実家を継ぎたくなさ過ぎて(以下略)のため、松さんは現在、某国立公園の中にある集落で暮らしている。ゴールデンカ〇イみたいな感じの場所といえばきっとイメージしやすい気がする。3日に1回はヒグマの目撃情報がある大変ホットなエリアだ。

ちなみに最寄りのコンビニまでは50㎞程度だ。

今回は(夫の)同僚の助けもあって、行き帰り含みで4日も休みを貰えたので行くことができた。ピュアブラック企業に起きた奇跡だ。奇跡も魔法もあるんだよ!


さて、肝心の結婚式だが…まさか新郎が牛に乗って登場するとは思わなかった。

お色直しはトラクターだった。

全て手作りの結婚式で、本人の人柄もあり集落の人が総出で祝ってくれていた。

思わず自分ももう一度結婚式をやりたくなるくらい、いい結婚式だった。

夫も旧友と久しぶりに会えて、存分に羽を伸ばせたようでよかった。


ちなみに自分の結婚式はというと(勤務先の社長の嫁に阻まれ)結婚式当日しか新郎の休みがなかった上に、披露宴後に酔っぱらった夫が「なんか薬指に邪魔なものがついてるお☆彡」と指輪をぶん投げたため、初夜から指輪を失くしかけた。

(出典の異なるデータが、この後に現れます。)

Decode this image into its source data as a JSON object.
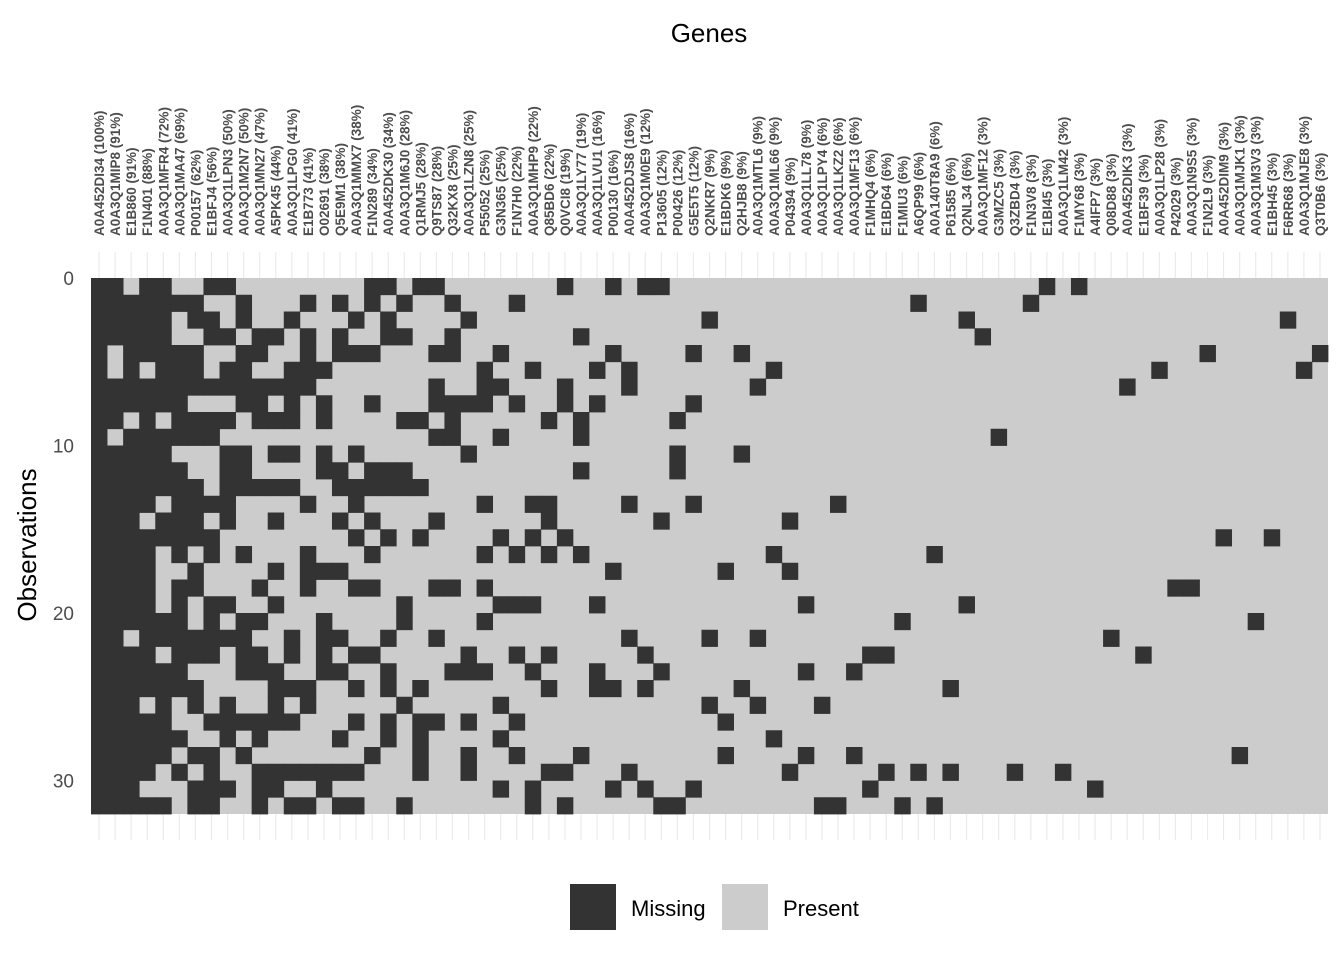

(幸い、排水溝の横に落ちていたので指輪自体は無事だった。)

過ぎたことなのでもう仕方は無い。奇跡も魔法も特になかった。


…書いていてなんだか悲しくなってきた。


色々と思うところはあるが、この悲しみを癒すのにそのうち2人きりでベストシーズンに台湾旅行とか行きたい。沖縄でもいい。但し夫の思うベストシーズンではなく、世間一般が言うところのベストシーズンに。